Demokrasi tidak akan pernah mati. Pemilu 2024 adalah proses pembelajaran kita bersama di dalam menciptakan culture demokrasi yang semakin matang ke depan.
Demokrasi yang matang adalah bentuk kesadaran kolektif kita. Untuk bisa saling menyadari, bahwa setiap kita memiliki hak yang sama secara sosial di negeri ini. Untuk bisa saling menghargai dan tetap jaga kerukunan atas segala bentuk perbedaan.

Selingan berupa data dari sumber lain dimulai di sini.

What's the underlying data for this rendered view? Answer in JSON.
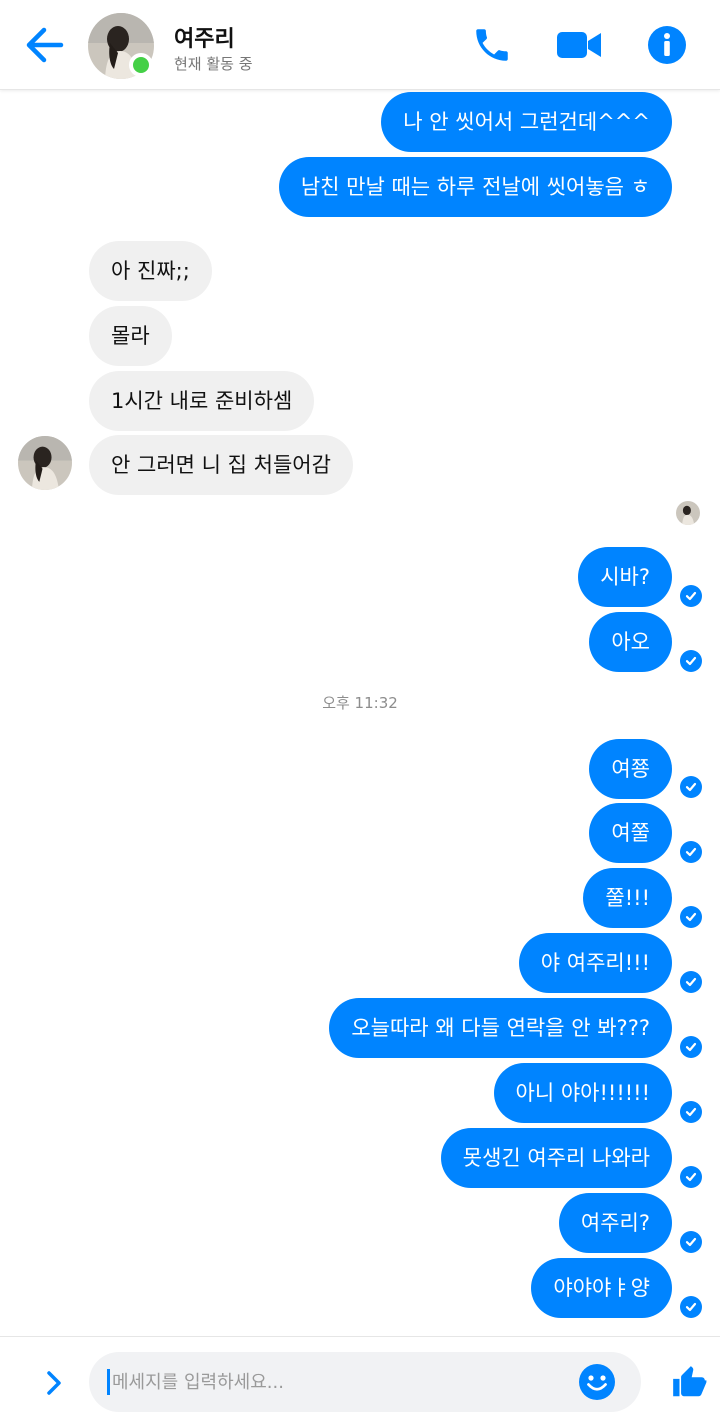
{
  "header": {
    "contact_name": "여주리",
    "status": "현재 활동 중",
    "icons": [
      "back-arrow-icon",
      "phone-icon",
      "video-camera-icon",
      "info-icon"
    ],
    "accent_color": "#0084ff",
    "online_color": "#44d046"
  },
  "messages": [
    {
      "dir": "out",
      "text": "나 안 씻어서 그런건데^^^",
      "read": false
    },
    {
      "dir": "out",
      "text": "남친 만날 때는 하루 전날에 씻어놓음 ㅎ",
      "read": false
    },
    {
      "dir": "in",
      "text": "아 진짜;;"
    },
    {
      "dir": "in",
      "text": "몰라"
    },
    {
      "dir": "in",
      "text": "1시간 내로 준비하셈"
    },
    {
      "dir": "in",
      "text": "안 그러면 니 집 처들어감"
    },
    {
      "dir": "out",
      "text": "시바?",
      "read": true
    },
    {
      "dir": "out",
      "text": "아오",
      "read": true
    },
    {
      "dir": "out",
      "text": "여쭁",
      "read": true
    },
    {
      "dir": "out",
      "text": "여쭐",
      "read": true
    },
    {
      "dir": "out",
      "text": "쭐!!!",
      "read": true
    },
    {
      "dir": "out",
      "text": "야 여주리!!!",
      "read": true
    },
    {
      "dir": "out",
      "text": "오늘따라 왜 다들 연락을 안 봐???",
      "read": true
    },
    {
      "dir": "out",
      "text": "아니 야아!!!!!!",
      "read": true
    },
    {
      "dir": "out",
      "text": "못생긴 여주리 나와라",
      "read": true
    },
    {
      "dir": "out",
      "text": "여주리?",
      "read": true
    },
    {
      "dir": "out",
      "text": "야야야ㅑ양",
      "read": true
    }
  ],
  "timestamp": "오후 11:32",
  "composer": {
    "placeholder": "메세지를 입력하세요...",
    "value": "",
    "icons": [
      "chevron-right-icon",
      "emoji-icon",
      "thumbs-up-icon"
    ]
  },
  "colors": {
    "outgoing_bubble": "#0084ff",
    "incoming_bubble": "#f0f0f0"
  }
}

Demokrasi akan terus hidup di dalam membangun cita-cita bangsa secara bersama-sama. Sebab, bentuk aktivitas demokrasi sejatinya tidak hanya perkara pemilu yang diselenggarakan 5 tahun sekali itu. Demokrasi berkaitan dengam segala aspek di dalam kehidupan berbangsa kita.
Demokrasi akan menjadi suplement bagi mekanisme pemerintahan yang baru ke depan. Kita diwadahi hak dalam menyampaikan aspirasi, kritikan yang konstruktif dan gagasan-gagasan yang idealis demi kebaikan bangsa. Ini bagian dari kebebasan demokrasi yang akan terus membawa maslahat bagi bangsa ini.

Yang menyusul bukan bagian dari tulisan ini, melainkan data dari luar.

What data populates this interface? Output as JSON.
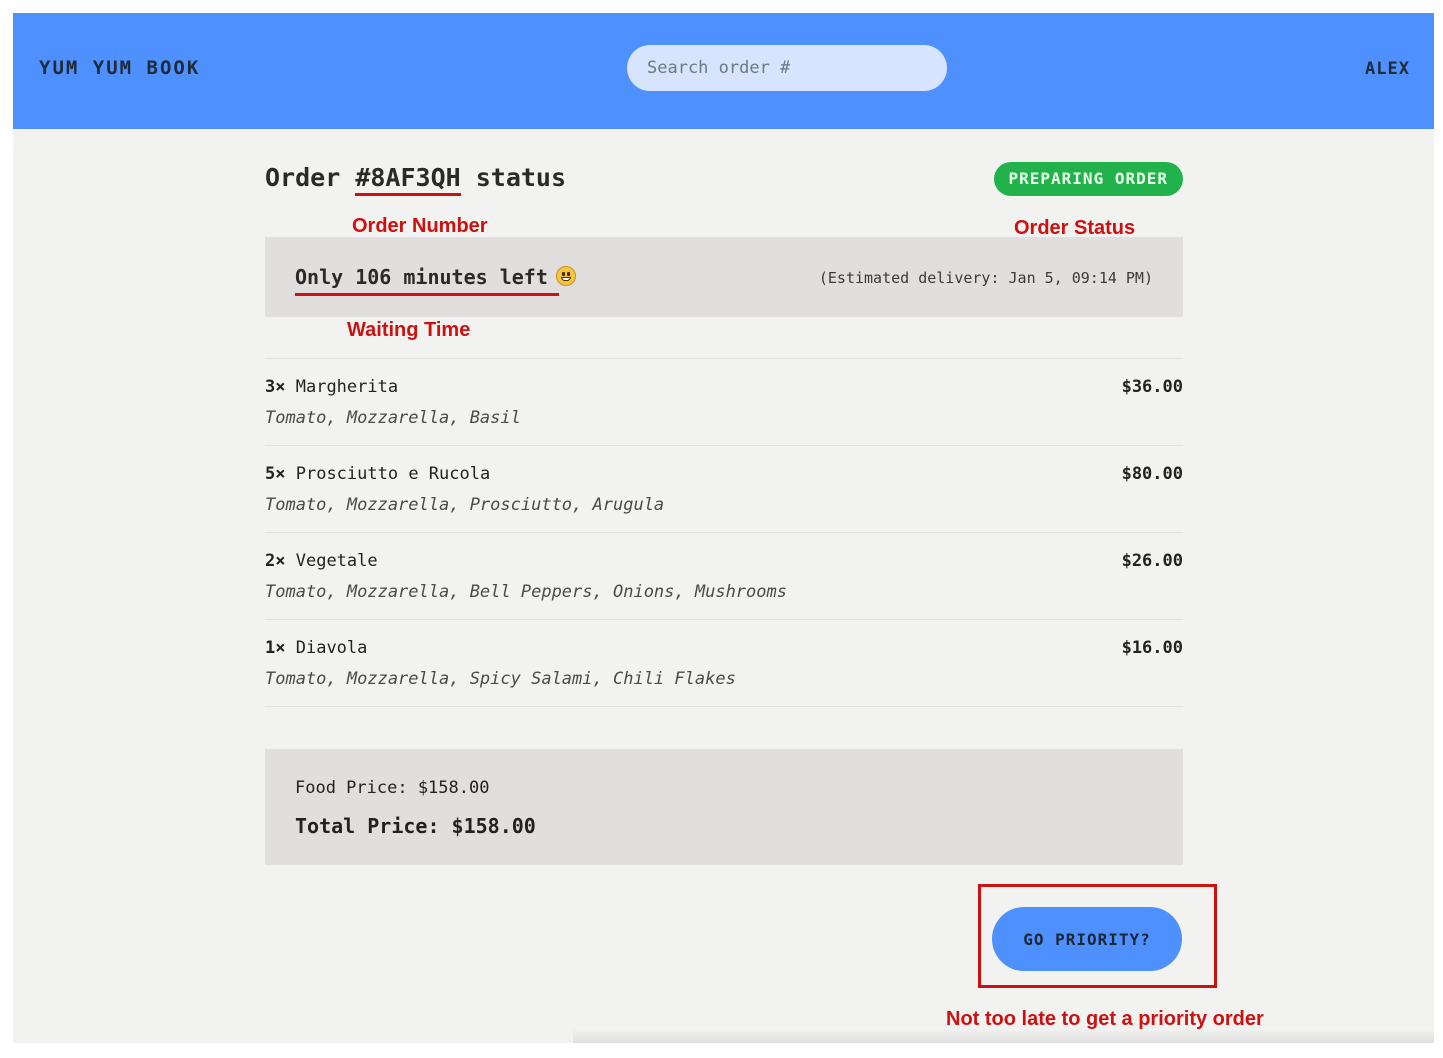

Begitu juga, demokrasi akan menjadi orientasi sosial di dalam menyikapi keragaman agama, etnis atau suku. Sebagai bagian dari pemenuhan atas hak-hak bersama secara sosial. Jadi, menghargai perbedaan, menjaga keharmonisan dan menjaga persatuan sebagai bagian dari orientasi demokrasi akan terus hidup sebagai cultur kita yang egalitarian.
2 Penyebab Kematian Demokrasi yang Harus Kita Hindari Ke depan
Pertama, politisasi agama sebagai alat politik adalah bentuk dari problem kematian demokrasi yang harus kita hindari. Misalnya, membawa legitimasi hukum, bawah memilih salah satu kandidat tertentu hukumnya wajib dan haram tidak memilih.

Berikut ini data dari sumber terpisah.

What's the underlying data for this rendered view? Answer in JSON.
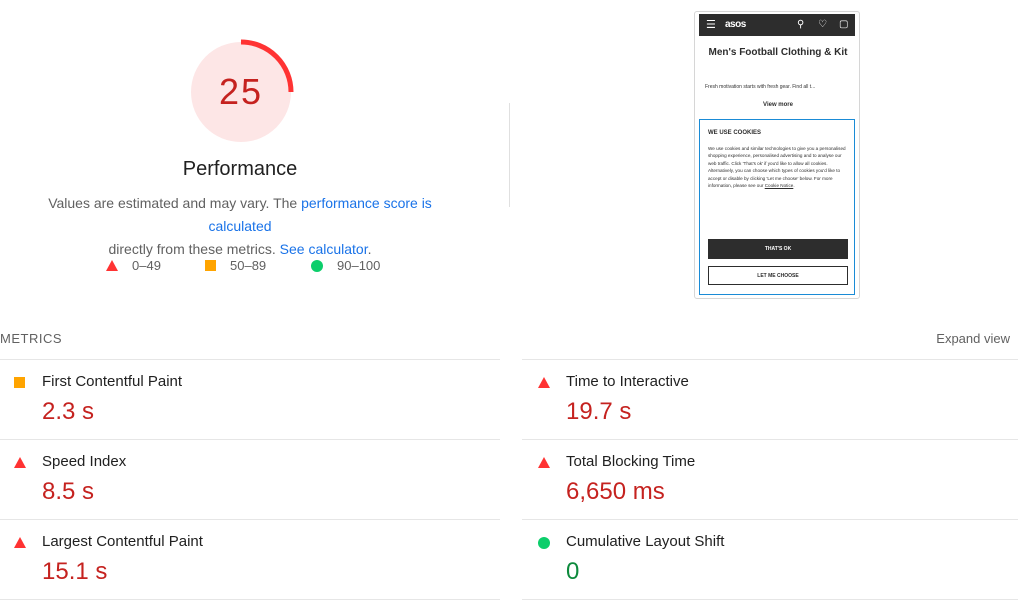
{
  "score": {
    "value": "25",
    "fraction": 0.25,
    "color": "#ff3333",
    "bg": "#fde6e6"
  },
  "performance": {
    "title": "Performance",
    "desc_pre": "Values are estimated and may vary. The ",
    "desc_link1": "performance score is calculated",
    "desc_mid": "directly from these metrics. ",
    "desc_link2": "See calculator",
    "desc_post": "."
  },
  "legend": [
    {
      "shape": "triangle",
      "color": "#ff3333",
      "label": "0–49"
    },
    {
      "shape": "square",
      "color": "#ffa400",
      "label": "50–89"
    },
    {
      "shape": "circle",
      "color": "#0cce6b",
      "label": "90–100"
    }
  ],
  "screenshot": {
    "menu_icon": "☰",
    "logo": "asos",
    "search_icon": "⚲",
    "heart_icon": "♡",
    "bag_icon": "▢",
    "page_title": "Men's Football Clothing & Kit",
    "subtitle": "Fresh motivation starts with fresh gear. Find all t...",
    "view_more": "View more",
    "cookie_heading": "WE USE COOKIES",
    "cookie_body": "We use cookies and similar technologies to give you a personalised shopping experience, personalised advertising and to analyse our web traffic. Click 'That's ok' if you'd like to allow all cookies. Alternatively, you can choose which types of cookies you'd like to accept or disable by clicking 'Let me choose' below. For more information, please see our ",
    "cookie_link": "Cookie Notice",
    "cookie_end": ".",
    "ok_button": "THAT'S OK",
    "choose_button": "LET ME CHOOSE"
  },
  "metrics": {
    "heading": "METRICS",
    "expand": "Expand view",
    "left": [
      {
        "shape": "square",
        "color": "#ffa400",
        "title": "First Contentful Paint",
        "value": "2.3 s",
        "status": "red"
      },
      {
        "shape": "triangle",
        "color": "#ff3333",
        "title": "Speed Index",
        "value": "8.5 s",
        "status": "red"
      },
      {
        "shape": "triangle",
        "color": "#ff3333",
        "title": "Largest Contentful Paint",
        "value": "15.1 s",
        "status": "red"
      }
    ],
    "right": [
      {
        "shape": "triangle",
        "color": "#ff3333",
        "title": "Time to Interactive",
        "value": "19.7 s",
        "status": "red"
      },
      {
        "shape": "triangle",
        "color": "#ff3333",
        "title": "Total Blocking Time",
        "value": "6,650 ms",
        "status": "red"
      },
      {
        "shape": "circle",
        "color": "#0cce6b",
        "title": "Cumulative Layout Shift",
        "value": "0",
        "status": "green"
      }
    ]
  }
}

Secara orientasi, ini telah mematikan hak demokrasi kita. Dengan membangun penghakiman secara destruktif terhadap pilihan politik. Bahkan, ini akam cenderung membuat hak demokrasi tidak etis karena cenderung membawa sentiment dan persinggungan sosial bernuansa kebencian berbasis agama.
Kedua, kematian demokrasi ditandai oleh perilaku diri yang gemar mencaci, menghina, membenci secara personal lalu mengatasnamakan kebebasan. Tentu tak hanya dalam hal pemilu. Dalam kehidupan sosial, perilaku semacam itu termasuk bagian dari perilaku demokrasi yang destruktif.
Perilaku semacam itu adalah mereduksi eksitensi manusia lain dengan tindakan mencaci, menghina atau memusuhi. Ini bagian dari bentuk kematian demokrasi. Utamanya dalam aktivitas di sosial media yang harus kita pahami problem kematian demokrasi yang datang dari sentimen personal itu.
Menghidupkan Etika Demokrasi yang Saling Menghormati Satu-Sama Lain
Demokrasi lebih mengacu kepada etika sosial. Sebab, di dalam demokrasi, kebebasan itu sebagai bagian dari entitas untuk bisa memberi hak keamanan dan kenyamanan bagi orang lain. Termasuk etika menghormati segala kemajemukan di negeri ini.
Yang paling penting dari demokrasi adalah: Segala hal bisa diselesaikan dengan prinsip kebersamaan yang solutif, konstruktif dan disepakati bersama. Jadi di sinilah logika etisnya, demokrasi itu tidak hanya berkaitan dengan pemilihan pemimpin. Tetapi juga berkaitan dengan (kemaslahatan) NKRI yang harus didasari oleh prinsip-prinsip yang demokratis yang begitu kuat.
Hakikat demokrasi pada dasarnya membangun basis kebersamaan yang demokratis. Kesadaran yang demokratis pada hakikatnya dapat membuat kita cenderung berpikir yang tidak egois dan lebih mengedepankan ego bersama dalam segala persoalan yang harus diselesaikan dengan basis keharmonisan.
Jadi, sangatlah keliru ketika menganggap demokrasi akan mati pasca pemilu 2024. Sebab, demokrasi akan terus hidup. Karena kebersamaan yang harmonis adalah bagian dari kesadaran diri yang demokratis untuk kita jaga setiap saat.